Ce débat s’est ravivé ces derniers jours avec le séjour annoncé de Madiambal Diagne en France alors qu’il a été interdit de sortir du territoire national. Une occasion pour le Soleil de revenir sur la coopération judiciaire entre le Sénégal et la France, mais également sur les contours du mandat d’arrêt.
Les relations entre la France et le Sénégal sont de plusieurs ordres. Ainsi, en matière judiciaire, les deux pays ont signé deux conventions de coopération. La plus récente est celle du 7 septembre 2021. Elle concerne les affaires pénales et permet des techniques d’enquête plus avancées, y compris les informations bancaires, les auditions par visioconférence et les saisies d’avoirs criminels. La première a été paraphée à Paris le 29 mars 1974. « Le Gouvernement de la République française d’une part, le Gouvernement de la République du Sénégal d’autre part, considérant les liens d’amitié existant entre les deux pays, désireux de coopérer en matière de justice sur la base de la réciprocité de l’égalité et du respect mutuels », lit-on dans les motivations du texte. Ladite convention réglemente l’entraide judiciaire, l’exéquatur des décisions en matière civile, sociale, commerciale et administrative ainsi que l’extradition. À ce propos, l’article 59 stipule que « les deux États s’engagent à se livrer réciproquement, selon les règles et sous les conditions déterminées par la présente convention les personnes qui, se trouvant sur le territoire de l’un d’eux, sont poursuivies ou condamnées par les autorités judiciaires de l’autre ». Alors que l’article 60 précise que les deux États n’extradent pas leurs nationaux respectifs, l’article 61 définit les personnes assujetties à l’extradition.

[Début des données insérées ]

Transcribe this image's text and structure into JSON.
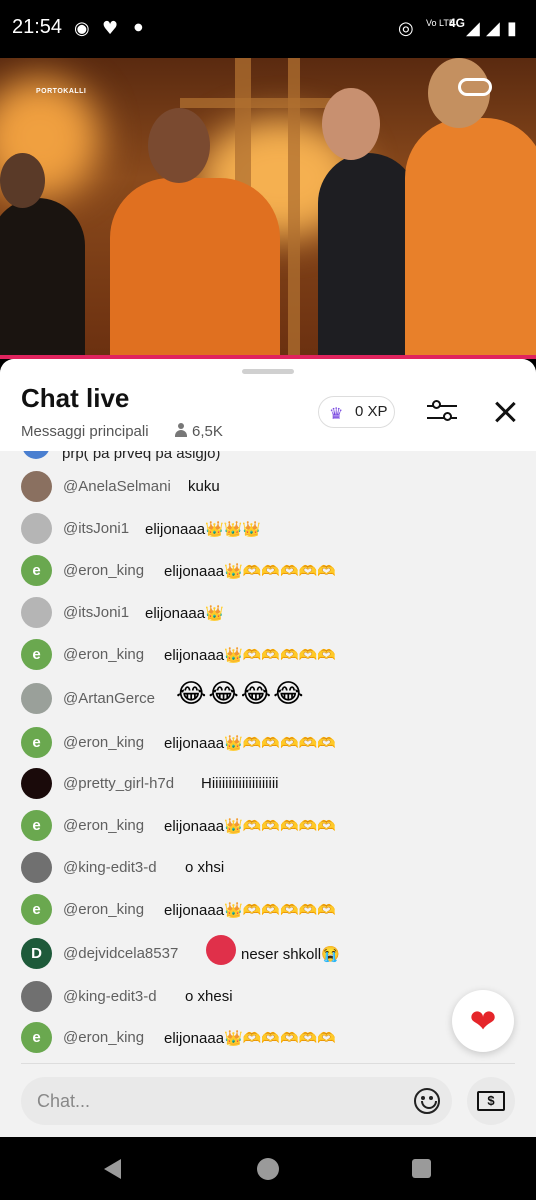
{
  "status_bar": {
    "time": "21:54",
    "lte_label": "Vo LTE",
    "network": "4G"
  },
  "video": {
    "channel_logo": "PORTOKALLI"
  },
  "chat": {
    "title": "Chat live",
    "filter_label": "Messaggi principali",
    "viewer_count": "6,5K",
    "xp_label": "0 XP",
    "partial_message": "prp( pa prveq pa asigjo)",
    "messages": [
      {
        "user": "@AnelaSelmani",
        "text": "kuku",
        "avatar_letter": "",
        "avatar_color": "#8a7060"
      },
      {
        "user": "@itsJoni1",
        "text": "elijonaaa👑👑👑",
        "avatar_letter": "",
        "avatar_color": "#b5b5b5"
      },
      {
        "user": "@eron_king",
        "text": "elijonaaa👑🫶🫶🫶🫶🫶",
        "avatar_letter": "e",
        "avatar_color": "#6aa84f"
      },
      {
        "user": "@itsJoni1",
        "text": "elijonaaa👑",
        "avatar_letter": "",
        "avatar_color": "#b5b5b5"
      },
      {
        "user": "@eron_king",
        "text": "elijonaaa👑🫶🫶🫶🫶🫶",
        "avatar_letter": "e",
        "avatar_color": "#6aa84f"
      },
      {
        "user": "@ArtanGerce",
        "text": "😂😂😂😂",
        "avatar_letter": "",
        "avatar_color": "#9aa09a"
      },
      {
        "user": "@eron_king",
        "text": "elijonaaa👑🫶🫶🫶🫶🫶",
        "avatar_letter": "e",
        "avatar_color": "#6aa84f"
      },
      {
        "user": "@pretty_girl-h7d",
        "text": "Hiiiiiiiiiiiiiiiiiiii",
        "avatar_letter": "",
        "avatar_color": "#1a0a0a"
      },
      {
        "user": "@eron_king",
        "text": "elijonaaa👑🫶🫶🫶🫶🫶",
        "avatar_letter": "e",
        "avatar_color": "#6aa84f"
      },
      {
        "user": "@king-edit3-d",
        "text": "o xhsi",
        "avatar_letter": "",
        "avatar_color": "#707070"
      },
      {
        "user": "@eron_king",
        "text": "elijonaaa👑🫶🫶🫶🫶🫶",
        "avatar_letter": "e",
        "avatar_color": "#6aa84f"
      },
      {
        "user": "@dejvidcela8537",
        "text": "neser shkoll😭",
        "avatar_letter": "D",
        "avatar_color": "#1e5a3a"
      },
      {
        "user": "@king-edit3-d",
        "text": "o xhesi",
        "avatar_letter": "",
        "avatar_color": "#707070"
      },
      {
        "user": "@eron_king",
        "text": "elijonaaa👑🫶🫶🫶🫶🫶",
        "avatar_letter": "e",
        "avatar_color": "#6aa84f"
      }
    ],
    "input_placeholder": "Chat...",
    "superchat_symbol": "$",
    "heart_symbol": "❤"
  },
  "colors": {
    "accent_bar": "#e0245e",
    "crown": "#7a4be0",
    "heart": "#e5252a"
  }
}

Il s’agit de celles qui sont poursuivies pour des crimes ou délits punis par les lois des deux États d’une peine d’au moins un an d’emprisonnement. Les personnes qui, pour des crimes ou délits punis par la loi de l’État requis, sont condamnées contradictoirement ou par défaut par les tribunaux de l’État requérant à une peine d’au moins deux mois d’emprisonnement sont également concernées. Cependant, l’article 62 indique que l’extradition peut être refusée si l’infraction pour laquelle elle est demandée est considérée par l’État requis comme une infraction politique ou comme une infraction connexe à une telle infraction. C’est dire que l’exécution d’un mandat d’arrêt n’est pas automatique, mais obéit bien à des règles et également à toute une procédure. S’agissant de ladite procédure, le juriste précise d’emblée que « lorsqu’un mandat d’arrêt est émis cela ne signifie pas que la personne doit être forcément mise en prison. y
D’ailleurs, le mandat d’arrêt est défini comme un acte juridique émis par une autorité judiciaire (souvent un juge d’instruction ou un procureur), ordonnant l’arrestation d’une personne afin qu’elle soit présentée devant la justice ». Il peut être délivré sur le plan interne, mais également international lorsque la personne est introuvable. La personne est soupçonnée d’avoir commis une infraction grave (crime ou délit) ou s’il existe contre elle des preuves sérieuses ou des indices graves. Le mandat peut être émis si la personne est en fuite, ne se présente pas à une convocation judiciaire, ou risque de se soustraire à la justice. Formaliser une demande d’extradition Lorsqu’un mandat d’arrêt est émis, la personne peut être arrêtée par la police à tout moment, mais également elle peut être placée en détention provisoire en attendant un procès. Au plan interne, même s’il revient au parquet de faire exécuter les peines en cas de condamnation par défaut, le juge d’instruction peut saisir directement les forces de sécurité pour l’exécution du mandat d’arrêt.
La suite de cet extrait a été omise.